Cependant, de manière moins instinctive, cela m’a amené à interroger le rapprochement de cet outil de parole sur lequel je m’appuie dans mon travail, à un horizon plus strictement spirituel au sens premier du terme, aux dialogues qu’une personne croyante peut avoir soit avec elle-même soit avec d’Autres (un être, une entité divine). A y regarder de plus près, bien des points communs, des similitudes me sont venus à l’esprit : la recherche d’un réconfort, d’une mise à distance, du soutien d’un groupe (de réflexion) /d’une communauté (de croyances) et parfois d’une rencontre avec cet ineffable que je viens d’évoquer. Et puis des souvenirs universitaires me sont revenus à l’esprit. Je me disais qu’au final j’étais bien bête de les avoir mis de côté et trouvais mes présentes réflexions bien naïves en songeant très prosaïquement que Sigmund Freud lui-même avait fait plus que balayer ce terrain (un simple coup d’œil à sa bibliographie devrait vous en convaincre 4).
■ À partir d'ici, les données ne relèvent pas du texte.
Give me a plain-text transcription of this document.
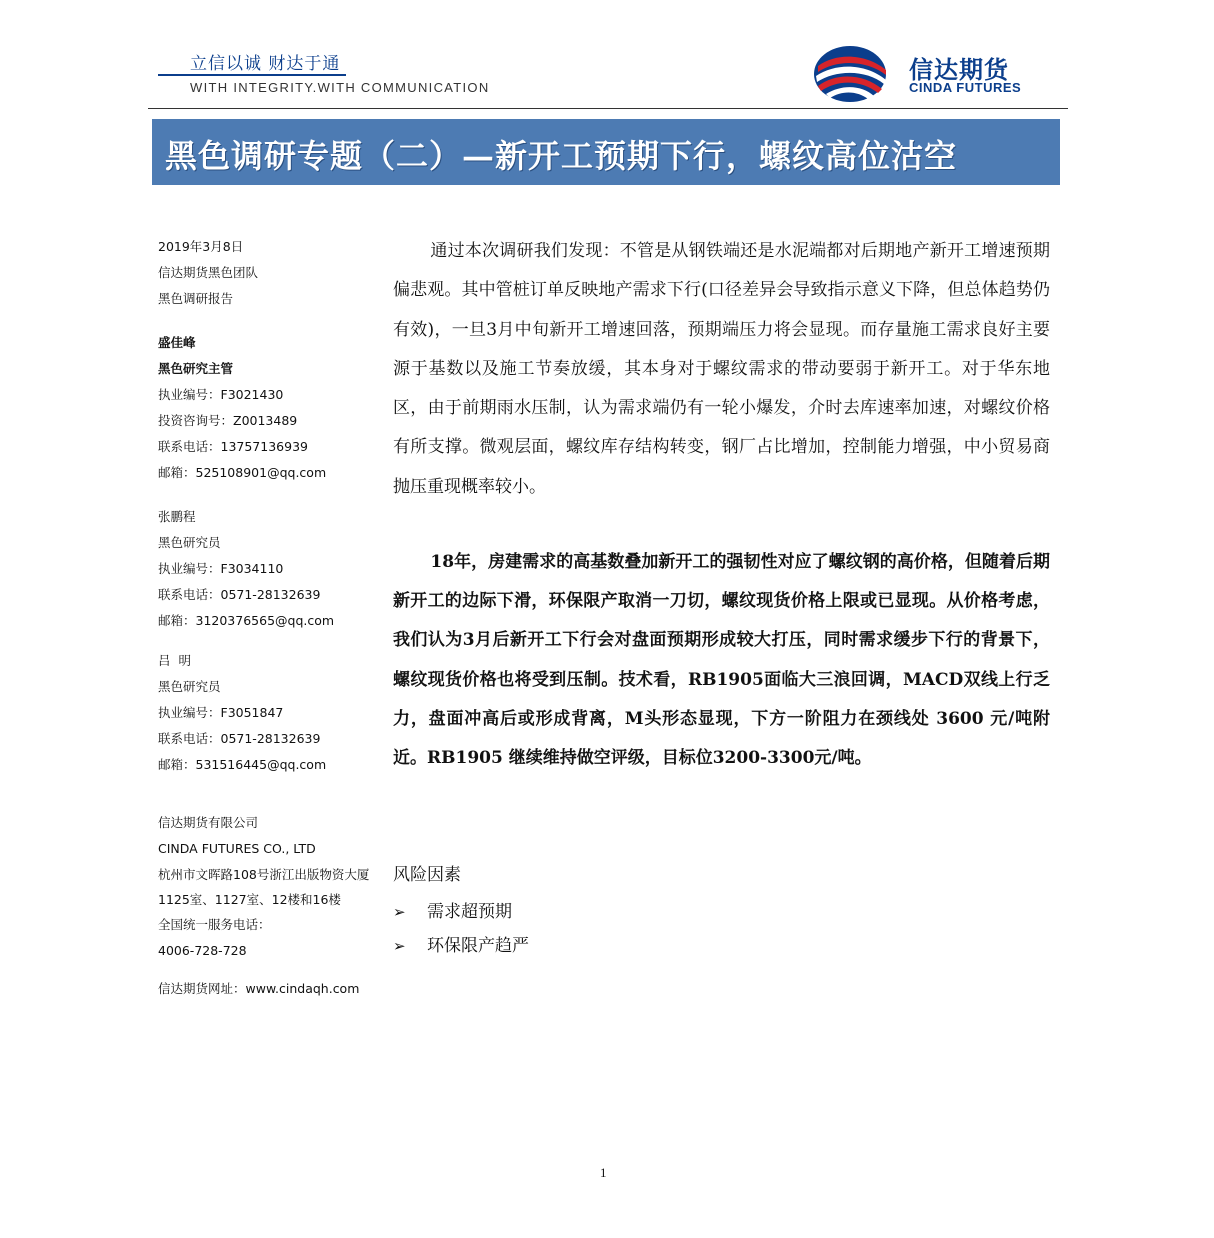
立信以诚 财达于通
WITH INTEGRITY.WITH COMMUNICATION
信达期货
CINDA FUTURES
黑色调研专题（二）—新开工预期下行，螺纹高位沽空
2019年3月8日
信达期货黑色团队
黑色调研报告
盛佳峰
黑色研究主管
执业编号：F3021430
投资咨询号：Z0013489
联系电话：13757136939
邮箱：525108901@qq.com
张鹏程
黑色研究员
执业编号：F3034110
联系电话：0571-28132639
邮箱：3120376565@qq.com
吕  明
黑色研究员
执业编号：F3051847
联系电话：0571-28132639
邮箱：531516445@qq.com
信达期货有限公司
CINDA FUTURES CO., LTD
杭州市文晖路108号浙江出版物资大厦1125室、1127室、12楼和16楼
全国统一服务电话：
4006-728-728
信达期货网址：www.cindaqh.com

通过本次调研我们发现：不管是从钢铁端还是水泥端都对后期地产新开工增速预期偏悲观。其中管桩订单反映地产需求下行(口径差异会导致指示意义下降，但总体趋势仍有效)，一旦3月中旬新开工增速回落，预期端压力将会显现。而存量施工需求良好主要源于基数以及施工节奏放缓，其本身对于螺纹需求的带动要弱于新开工。对于华东地区，由于前期雨水压制，认为需求端仍有一轮小爆发，介时去库速率加速，对螺纹价格有所支撑。微观层面，螺纹库存结构转变，钢厂占比增加，控制能力增强，中小贸易商抛压重现概率较小。

18年，房建需求的高基数叠加新开工的强韧性对应了螺纹钢的高价格，但随着后期新开工的边际下滑，环保限产取消一刀切，螺纹现货价格上限或已显现。从价格考虑，我们认为3月后新开工下行会对盘面预期形成较大打压，同时需求缓步下行的背景下，螺纹现货价格也将受到压制。技术看，RB1905面临大三浪回调，MACD双线上行乏力，盘面冲高后或形成背离，M头形态显现，下方一阶阻力在颈线处 3600 元/吨附近。RB1905 继续维持做空评级，目标位3200-3300元/吨。

风险因素
➢ 需求超预期
➢ 环保限产趋严
1
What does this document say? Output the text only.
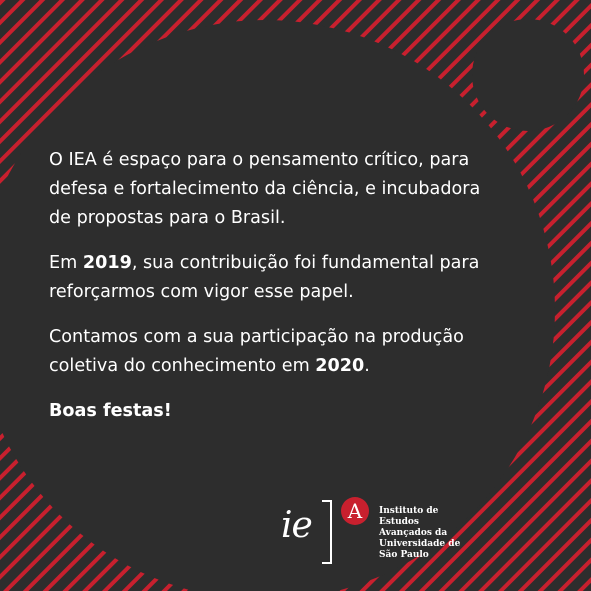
O IEA é espaço para o pensamento crítico, para defesa e fortalecimento da ciência, e incubadora de propostas para o Brasil.

Em 2019, sua contribuição foi fundamental para reforçarmos com vigor esse papel.

Contamos com a sua participação na produção coletiva do conhecimento em 2020.

Boas festas!

ie	A	Instituto de
Estudos
Avançados da
Universidade de
São Paulo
A mon grand regret, en raison des contraintes matérielles qui m’ont été données pour m’exprimer dans cet espace, il m’est impossible de poursuivre cette esquisse de mise en parallèle entre « la Parole » telle que je la rencontre régulièrement dans mon travail d’Analyste de la Pratique et celle que cette professionnelle exprime dans ses prières, des paroles qu’elle s’adresse à elle-même et pour d’autres. Pour tous ceux qui voudraient aller plus loin sur cet ineffable que je n’ai fait moi-même qu’effleurer ici, je me permets une référence pour le coup massive vers les travaux de Didier Anzieu dont Le groupe et l'inconscient .


Pour conclure, je me demande : Sous quels angles d’analyse voudrais-je poursuivre ce parallèle esquissé ? Comme définir avec plus de précision ce « réconfort » dont les deux types de paroles seraient une éventuelle source ? Mais aussi les contours de ce mystérieux « ineffable » évoqué ?  Je vous laisse à mon tour la « parole » si l’envie vous vient d’imaginer d’autres pistes. 


Maxime Checinski, Intervenant formateur, analyse de la pratique professionnelle 


[1] Prévert, Jacques. Paroles Édition Revue et Augmentée. 1949. Le Point Du Jour.

[2] Le prénom a été modifié

[3] « Qu'on ne peut exprimer par des mots en raison de son intensité ou de sa nature » (Source : Dictionnaire Larousse)

[4] Par exemple : Psychanalyse et religion : la pensée de Freud (scienceshumaines.com)

[5] Anzieu, Didier Kaës, René (1999). Le groupe et l’inconscient l’imaginaire groupal (3ed.).